- Born: William David Flackes 14 March 1921 Burt, County Donegal, Ulster, Ireland
- Died: 1 August 1993 (aged 72) Belfast, Northern Ireland
- Occupations: Journalist, broadcaster, author
- Known for: Political corresponent, BBC (1964–1982)

= W. D. Flackes =

William David Flackes, OBE (14 March 1921 – 1 August 1993), better known as W. D. Flackes or Billy Flackes, was an Ulster journalist, broadcaster and author. He was the BBC Northern Ireland Political Correspondent between 1964 and 1982.

Eric Waugh in The Independent, referring to Flackes' reporting of The Troubles, said "When it began to come to the boil - in 1966 - Flackes at once displayed before the network audience a notable talent for the simple exposition, balanced yet necessarily brief, of what was a highly complex community problem."

==Early life==

Flackes was born in 1921 in Burt, where he was raised, a village and district in the south of Inishowen in the north of County Donegal in the north-west of Ulster, the northern province in Ireland. Before his career in journalism, Billy Flackes worked in the timber business in Belfast and as a telephone installer in Derry.

==Career==

===Print journalism===

When he was 18, Billy Flackes ran a South Antrim weekly newspaper. During the Second World War he held staff jobs on various local newspapers in Northern Ireland. He worked for a number of local newspapers in the west of Ulster, including The Fermanagh News and The Derry Standard, before he joined the staff of The Ulster News Letter.

Between 1947 and 1957, he was a parliamentary reporter for the Press Association.

He joined The Belfast Telegraph in 1957, eventually becoming chief leader writer and news editor. He later wrote political commentary for Ulster Television (UTV) in Belfast.

===Television===
In the autumn of 1964, Billy Flackes became a political correspondent for the BBC in Belfast. Within a couple of years he would be reporting on the violent conflict involving Northern Ireland's republican and loyalist paramilitaries in what was later to become widely known as The Troubles, the primarily sectarian conflict in Northern Ireland with its historic roots in the constitutional status of Northern Ireland.

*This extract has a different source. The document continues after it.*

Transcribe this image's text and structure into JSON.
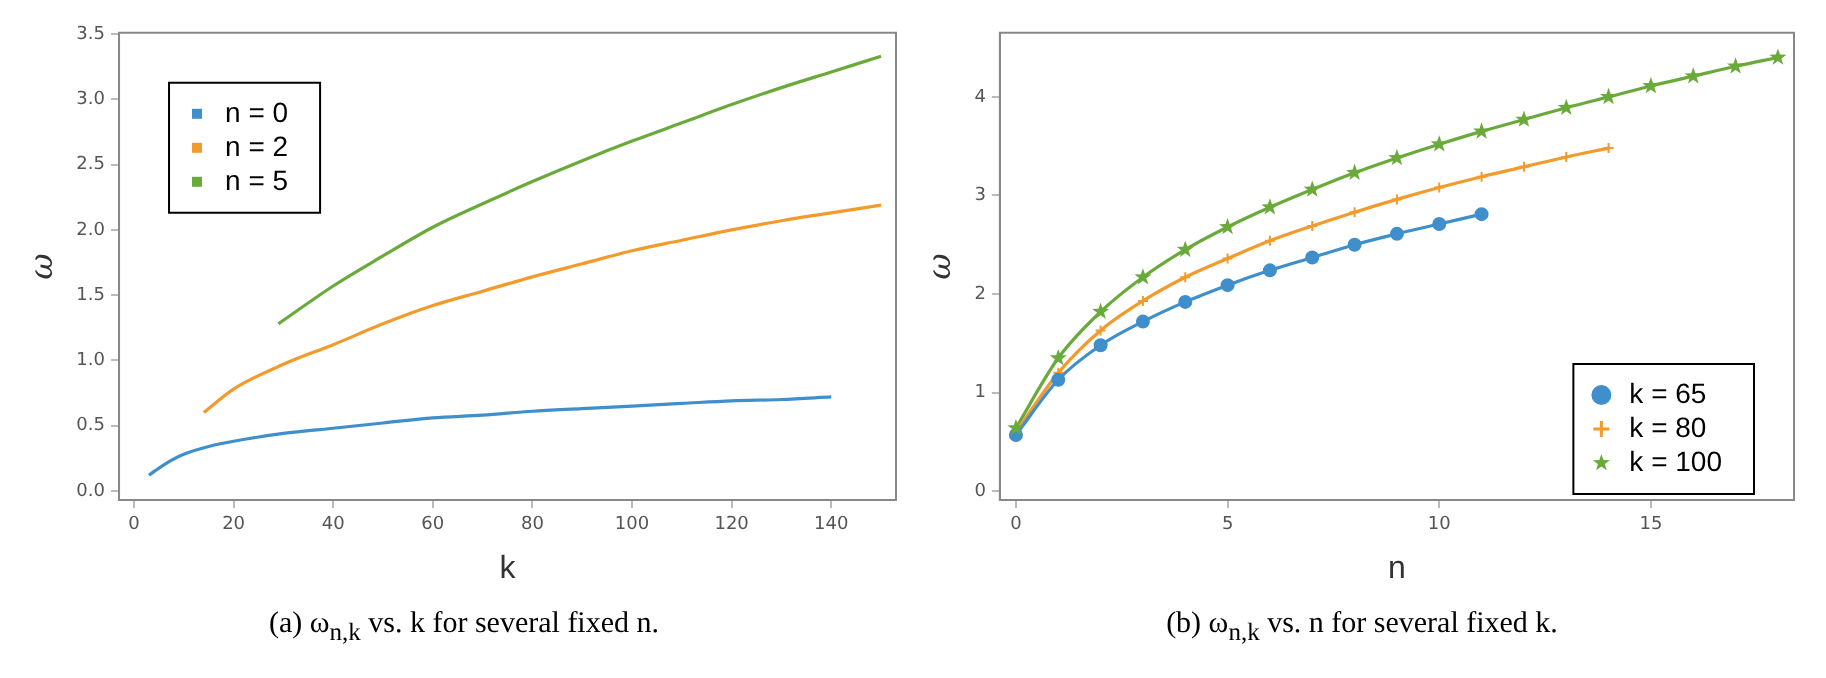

His East Donegal speaking style, characterised by the "staccato articulation" and clipped vowels common in Ulster, informed the audience as the Northern Irish crisis evolved over the next 16 years. Following his retirement from BBC Northern Ireland in 1982, he was nominated to the board of the Irish national broadcaster, RTÉ, in Dublin, serving until 1991.

==Personal life==
Flackes married Mary Dougan in 1950 and they had one daughter.
He was appointed as an OBE in 1981.

Following his death, he was buried in Lisburn in the south of County Antrim.

==Writing==

He wrote biographies of The 1st Viscount Brookeborough, the former Unionist Prime Minister of Northern Ireland, and Field Marshal The 1st Viscount Montgomery of Alamein, whose family also came from Inishowen. In 1980, he wrote Northern Ireland: A Political Directory.